Commentary: Minors need to be in control of their vaccination status

With the topic of COVID-19 vaccinations dividing the home, it is more important than ever for minors to have control over their vaccination status.

According to the Kaiser Family Foundation, around 20% of guardians refuse to vaccinate their teens. This has resulted in many teens feeling unprotected and uncared for during the pandemic.

As the COVID-19 pandemic plows forward, it has become increasingly obvious that many minors’ health are being held hostage by their guardians and the legislature that prevents them from receiving the vaccine. 

In a recent study by the Kaiser Family Foundation, 20% of guardians refuse to vaccinate their teens (ages 12-17).

This has resulted in health-concerned teens feeling unsafe and disregarded by the systems in place.

Minors SHOULD have control of their vaccination status. We are part of stopping the spread and taking control of our health is a personal decision that extends far beyond guardianship. 

Guardianship laws are in place to protect minors’ health and future prospects, but preventing young adults from receiving the vaccine only serves to hurt them and their community. These policies should be for blocking access to addictive drugs or intervening with major, unnecessary surgeries, not prohibiting a life-saving vaccine.

The bottom line of this issue is that minors should be in charge of their health, which in many other areas they are.

For instance, teens are in control of their sexual health. In most states, teens can request contraceptives from clinics and receive vaccines for sexually transmitted diseases such as HPV or hepatitis B without parental consent.

Minors can also recieve an abortion without their parent’s consent, a much bigger decision than simply getting a shot. 

For many years teens have been allowed to take aspects of their health into their own hands, but because of COVID-19’s taboo, minors don’t get a choice.

This is a choice that saves lives, that is scientifically backed and not only protects the child, but those around them.

COVID-19 isn’t magic. We know what it is and we know how to prevent getting it. The pros and cons of the vaccine are clear and teens have more than enough information to make an informed decision.

Moreover, this isn’t a harmful choice. It isn’t a massive risk for your child or going to give them long term health effects. It is a personal health choice that’s risks are as bad as scraping your knee or forgetting to wash your hands.

According to the CDC, three in every one million individuals experience anaphylaxis after receiving the vaccine and rarely is it fatal. To put this into perspective: if you administered a vaccination every second for 11 days there would only be three examples of negative effects.

In fact, COVID-19 will kill more people tomorrow than the vaccine has in the entire time it has been publicly available.

No, the vaccine is not perfect. Scientists cannot guarantee that the vaccine is 100% effective, but even still, the results speak for themselves.

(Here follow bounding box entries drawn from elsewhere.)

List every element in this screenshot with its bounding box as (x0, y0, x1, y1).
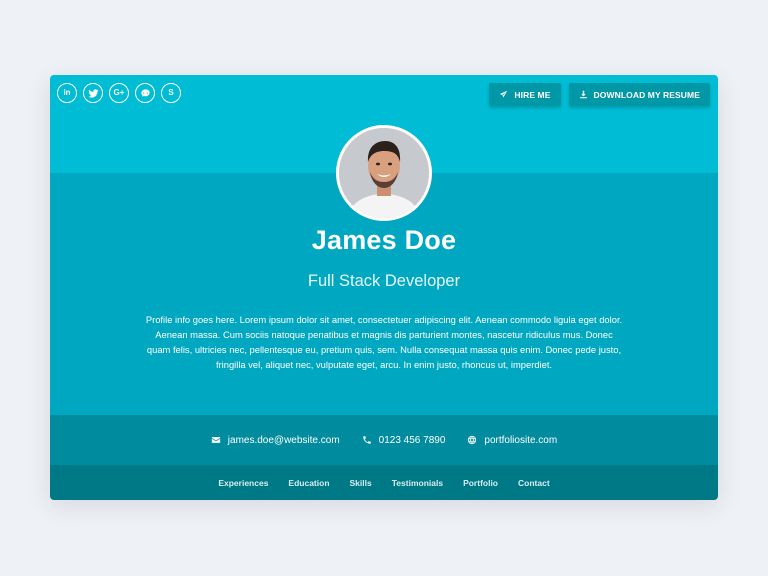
profile-bio: Profile info goes here. Lorem ipsum dolo… (145, 314, 623, 370)
person-photo (339, 128, 429, 218)
nav-item-testimonials[interactable]: Testimonials (392, 478, 443, 488)
email-text: james.doe@website.com (227, 434, 340, 446)
skype-icon: S (168, 88, 174, 97)
download-resume-button[interactable]: Download My Resume (568, 83, 710, 106)
google-plus-icon: G+ (113, 88, 125, 97)
social-links: in G+ S (57, 83, 181, 103)
website-text: portfoliosite.com (484, 434, 558, 446)
header-actions: Hire Me Download My Resume (489, 83, 710, 106)
email-link[interactable]: james.doe@website.com (211, 435, 340, 446)
resume-header-card: in G+ S Hire Me Download My Resume (50, 75, 718, 500)
nav-item-skills[interactable]: Skills (350, 478, 372, 488)
nav-item-portfolio[interactable]: Portfolio (463, 478, 498, 488)
section-nav: Experiences Education Skills Testimonial… (50, 465, 718, 500)
phone-icon (362, 436, 371, 444)
linkedin-icon: in (63, 88, 71, 97)
google-plus-link[interactable]: G+ (109, 83, 129, 103)
profile-tagline: Full Stack Developer (307, 272, 461, 290)
globe-icon (468, 435, 477, 445)
phone-link[interactable]: 0123 456 7890 (362, 434, 446, 446)
website-link[interactable]: portfoliosite.com (467, 435, 557, 446)
linkedin-link[interactable]: in (57, 83, 77, 103)
envelope-icon (211, 437, 220, 443)
nav-item-experiences[interactable]: Experiences (218, 478, 268, 488)
skype-link[interactable]: S (161, 83, 181, 103)
profile-avatar (336, 125, 432, 221)
hire-me-button[interactable]: Hire Me (489, 83, 561, 106)
nav-item-contact[interactable]: Contact (518, 478, 550, 488)
profile-name: James Doe (311, 225, 457, 255)
download-resume-label: Download My Resume (593, 89, 700, 100)
twitter-icon (87, 88, 99, 98)
twitter-link[interactable] (83, 83, 103, 103)
paper-plane-icon (500, 90, 508, 98)
github-icon (140, 88, 150, 97)
hire-me-label: Hire Me (514, 89, 551, 100)
download-icon (579, 90, 587, 99)
phone-text: 0123 456 7890 (378, 434, 446, 446)
nav-item-education[interactable]: Education (288, 478, 329, 488)
contact-info: james.doe@website.com 0123 456 7890 port… (50, 415, 718, 465)
github-link[interactable] (135, 83, 155, 103)
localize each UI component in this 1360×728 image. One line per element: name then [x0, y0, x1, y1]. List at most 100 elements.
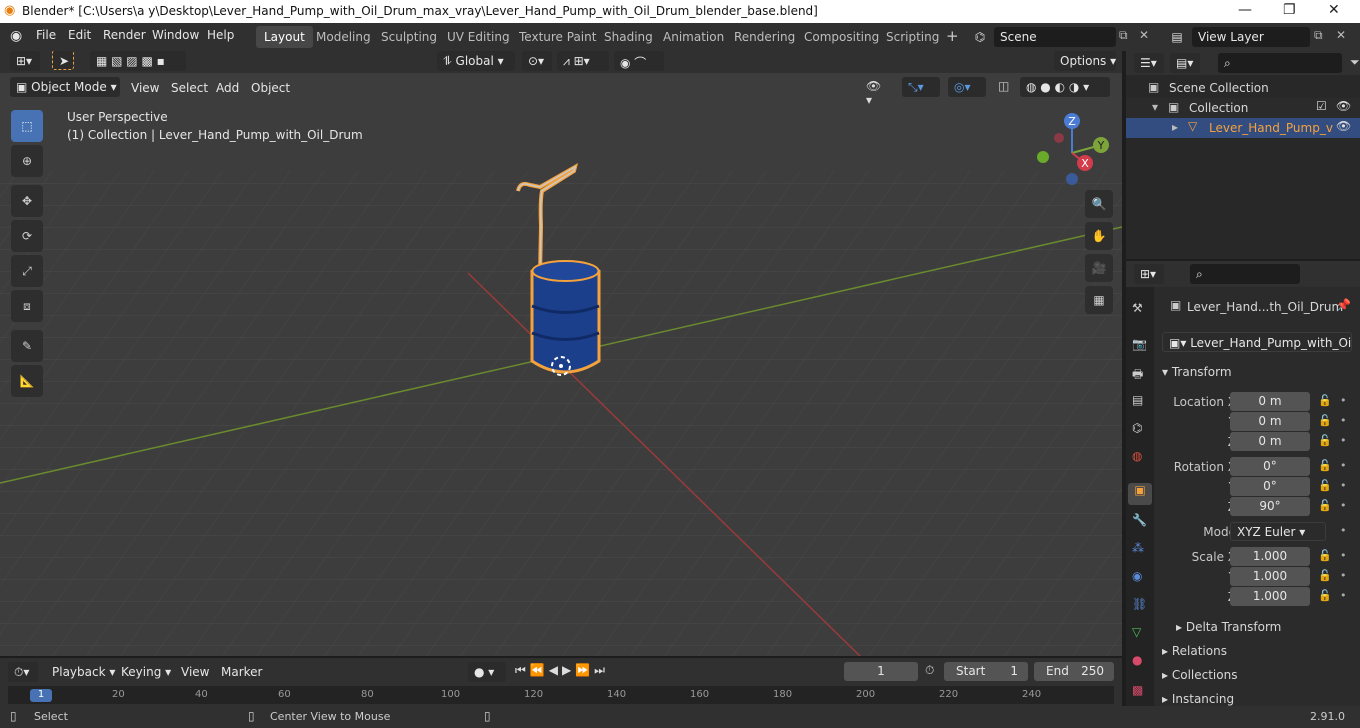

Unvaccinated individuals make up 98.9% of COVID-19 hospitalizations and 99.2% of COVID-19 deaths. It is clear that this is a pandemic of the unvaccinated.

The studies are in. Getting a vaccine is protecting you and it’s protecting those around you and if you don’t want to get a vaccine that’s fine. Everyone deserves a choice.

A problem arises when guardians think that their child’s vaccination status is theirs to decide. 

Teens deserve the chance to take care of their own health. They deserve to protect themselves and to practice healthy, scientifically supported decision making.

We shouldn’t pretend that a 17 year old can’t wrap their head around the vaccine.   Lawmakers need to pull their heads out of the sand and treat teens like humans.

The laws preventing minors from controlling their vaccination status are not responsible. They set an unwise double standard, cherry picking where teens can control their own health. 

Why can minors in Oregon give consent for the COVID-19 vaccine while those in California can’t?

Furthermore, what rights teens do get have been picked out of a hat at random, leaving minors confused and bitter with the obvious hypocrisy baked into medical laws for young adults.

Minors are connected to their parents in many ways. Financially. Socially. Residentially.

But a minor’s health is completely their own.